Most will agree that 2020 has been a year unlike any other. Who could have imagined we would be living through a global pandemic, and one that has impacted the US as much, if not more, than any other country? With that reality comes a deeper appreciation for the basics that we often take for granted.
For the better part of the last decade, the Burton team has enjoyed a pre-Thanksgiving tradition of lunch at Benihana. We could not be accommodated this year, at least in a proper socially distant setting. So, we made the trek to a local BBQ joint with a private game room and an outdoor patio, with ample space for all who partook. In addition to the delicious beef brisket, pulled pork and side dishes, we entertained ourselves playing table tennis and cornhole.
During our luncheon, a colleague asked each attendee to briefly share one thing they were most thankful for. Like most, I responded that I was appreciative for my family and everyone on the Burton team. On my drive home I reflected more on the question, and the predominant word that occupied my thoughts was “health” – both personal and professional.

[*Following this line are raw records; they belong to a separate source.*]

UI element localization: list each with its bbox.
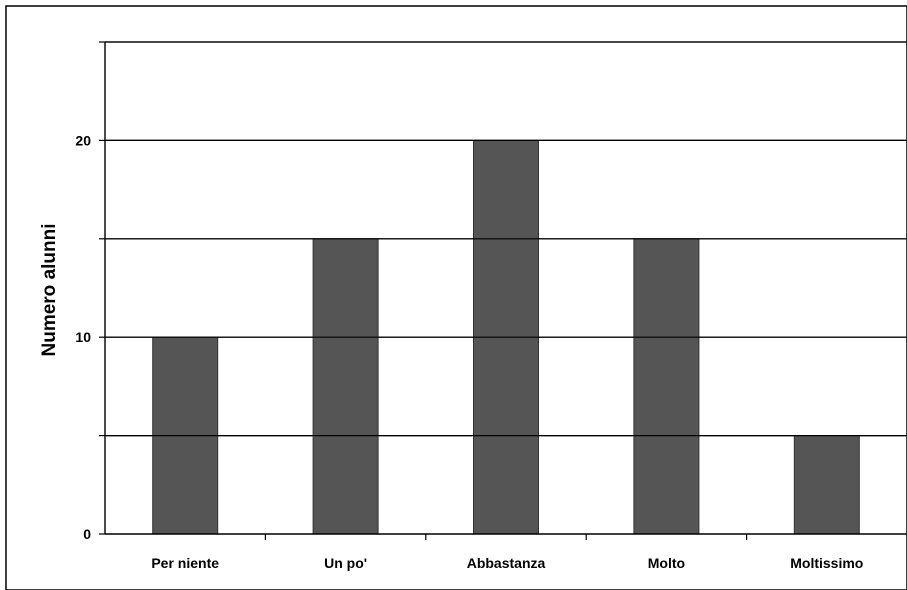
y-tick-label-0: 0: [83, 526, 91, 542]
chart-frame: [5, 5, 907, 590]
y-tick-label-2: 20: [75, 132, 91, 148]
x-tick-label-1: Un po': [324, 555, 367, 571]
x-tick-label-3: Molto: [648, 555, 685, 571]
x-tick-label-4: Moltissimo: [790, 555, 863, 571]
x-tick-label-0: Per niente: [151, 555, 219, 571]
x-tick-label-2: Abbastanza: [467, 555, 546, 571]
y-axis-title: Numero alunni: [39, 223, 60, 356]
bar-3: [633, 238, 700, 535]
bar-1: [312, 238, 379, 535]
labels: 0 10 20 Per niente Un po' Abbastanza Molto Molt…: [75, 132, 863, 571]
bar-4: [793, 435, 860, 535]
y-tick-label-1: 10: [75, 329, 91, 345]
axes: [99, 41, 907, 540]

No one in our family – wife, son, parents, siblings, nephews, nieces, aunts, uncles – contracted the virus. Or if we did, we were asymptomatic. That could obviously change, but to date that is significant.
Noting the stipulation above, none of my colleagues had the virus. The wife of one of our employees had some mild symptoms, but thankfully she recovered quickly.
Only one of our 50+ clients opted to leave and cease using our services. We have added three clients during the pandemic. That amazes me and is a testament to the working partnership we have with our customers, as well as the talent and work ethic consistently exemplified by my Burton contemporaries.
For all these examples of personal and professional health, I am genuinely grateful.
I am equally mindful of the incredible toll the pandemic has taken on so many people – lives lost, jobs lost, businesses closed, the simple act of not being able to hug a loved one. I am optimistic that vaccines developed will be available soon and hopeful that 2021 returns to some sense of normalcy, where firm handshakes and long hugs are again part of our daily lives.
It is why I took extra time this past holiday weekend to give thanks and truly immerse myself in the time spent with family, and reread a passage by novelist Storm Jameson that I’ve kept close for over three decades, entitled Values and Ideals: Living in the Present:
I believe that only one person in a thousand knows the trick of really living in the present. Most of us spend 59 minutes an hour living in the past, with regret for lost joys, or shame for things badly done (both utterly useless and weakening) – or in a future which we either long for or dread. Yet the past is gone beyond prayer, and every minute you spend in the vain effort to anticipate the future is a moment lost. There is only one world, the world pressing against you at this minute. There is only one minute in which you are alive, this minute – here and now. The only way to live is by accepting each minute as an unrepeatable miracle. Which is exactly what it is – a miracle and unrepeatable.
Now if you will excuse me, I have to complete my last parental task of the evening… a creative hiding place for The Elf on the Shelf, and a bit of illustrated mischief from this December house guest that is sure to confound and amuse our toddler when he awakes.
Happy Holidays everyone. Be safe and stay healthy.